Hine is working with interested faculty members by providing podcasting kit demonstrations, as well as teaching Introduction to Podcasting sessions alongside Marilyn Dispensa, instructional technology coordinator at ITS. The hourlong sessions provide faculty members with a background of the content in the kit and examples of ways in which to use the different materials.
Hélène Larin, associate professor and chair of the physical therapy department, was one of two staff members who attended Hine’s Sept. 7 podcasting workshop. Larin said she hopes to use the technology to visually demonstrate certain therapeutic techniques being discussed in class.
“I want to explore the possibility of including it as another educational strategy in my courses, as well as maybe using that as far as communication among the faculty,” she said.
Senior Kyle Devins said, as an athletic training major, podcasting would be a beneficial method for professors to demonstrate “treatment techniques” and “therapeutic exercises” that are taught in class but may be forgotten shortly thereafter.
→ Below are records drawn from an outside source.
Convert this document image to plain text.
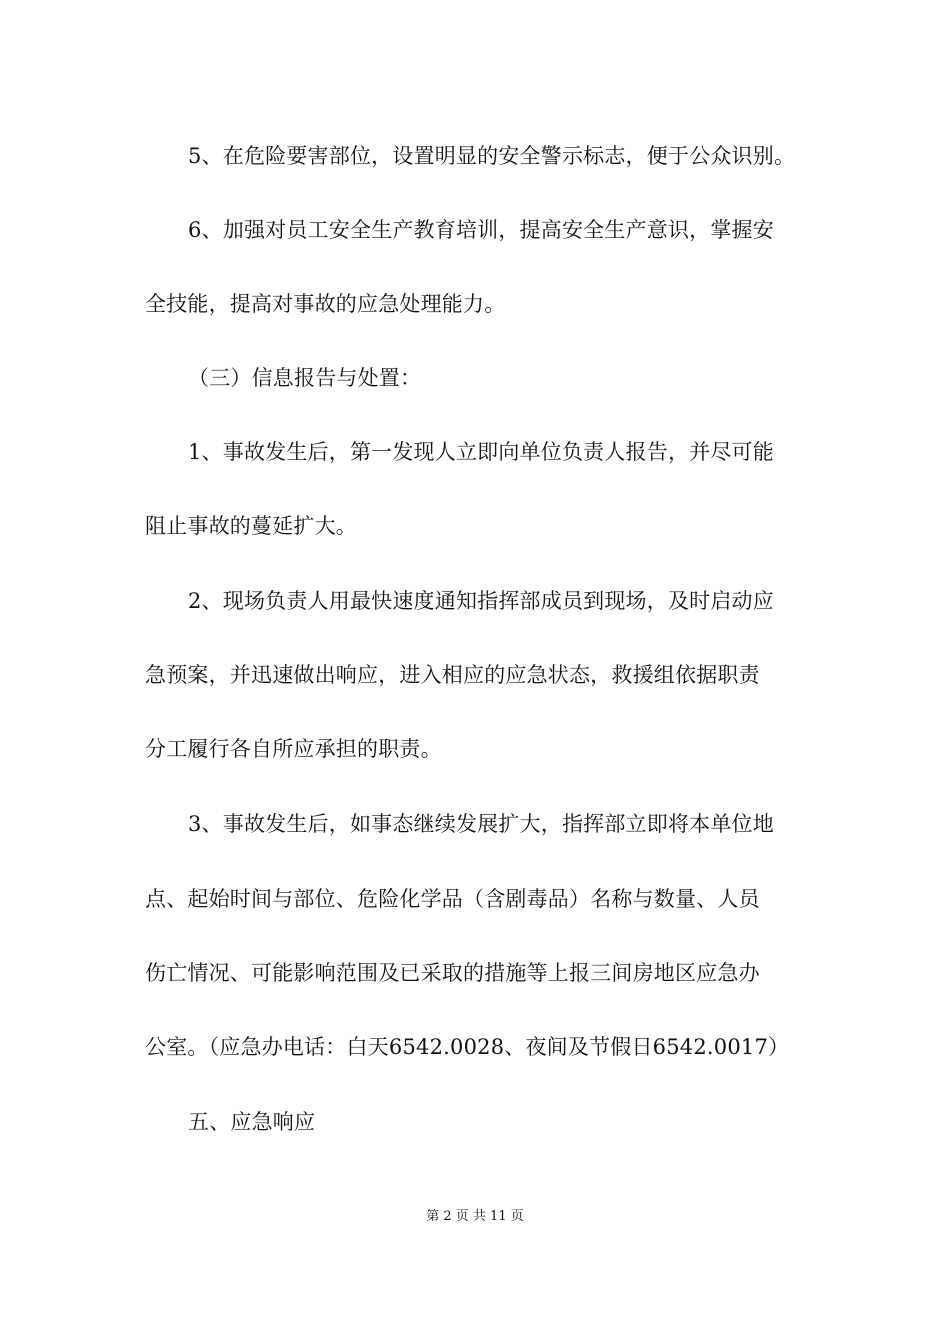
5、在危险要害部位，设置明显的安全警示标志，便于公众识别。
6、加强对员工安全生产教育培训，提高安全生产意识，掌握安
全技能，提高对事故的应急处理能力。
（三）信息报告与处置：
1、事故发生后，第一发现人立即向单位负责人报告，并尽可能
阻止事故的蔓延扩大。
2、现场负责人用最快速度通知指挥部成员到现场，及时启动应
急预案，并迅速做出响应，进入相应的应急状态，救援组依据职责
分工履行各自所应承担的职责。
3、事故发生后，如事态继续发展扩大，指挥部立即将本单位地
点、起始时间与部位、危险化学品（含剧毒品）名称与数量、人员
伤亡情况、可能影响范围及已采取的措施等上报三间房地区应急办
公室。（应急办电话：白天6542.0028、夜间及节假日6542.0017）
五、应急响应
第 2 页 共 11 页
“I feel like it could definitely be a good learning experience, but it would depend on how the information was available because … if it was right on Blackboard, that would probably be a good learning tool,” he said. “But, if … you had to go to its own website or something like that, I feel like it would be more difficult to access, and less people would use it just because it would be kind of inconvenient.”
Hine said, while startup interest may be sparse, he hopes faculty members will eventually use the podcasting technology to engage in Web conferencing with international students and professors, for instance.
“One of the primary goals is to enable faculty and staff to create content and for that content to enhance learning,” Hine said.
The podcasting equipment can be signed out at anytime by using the online loaner system at www.ithaca.edu/its/services/loaners/longloan.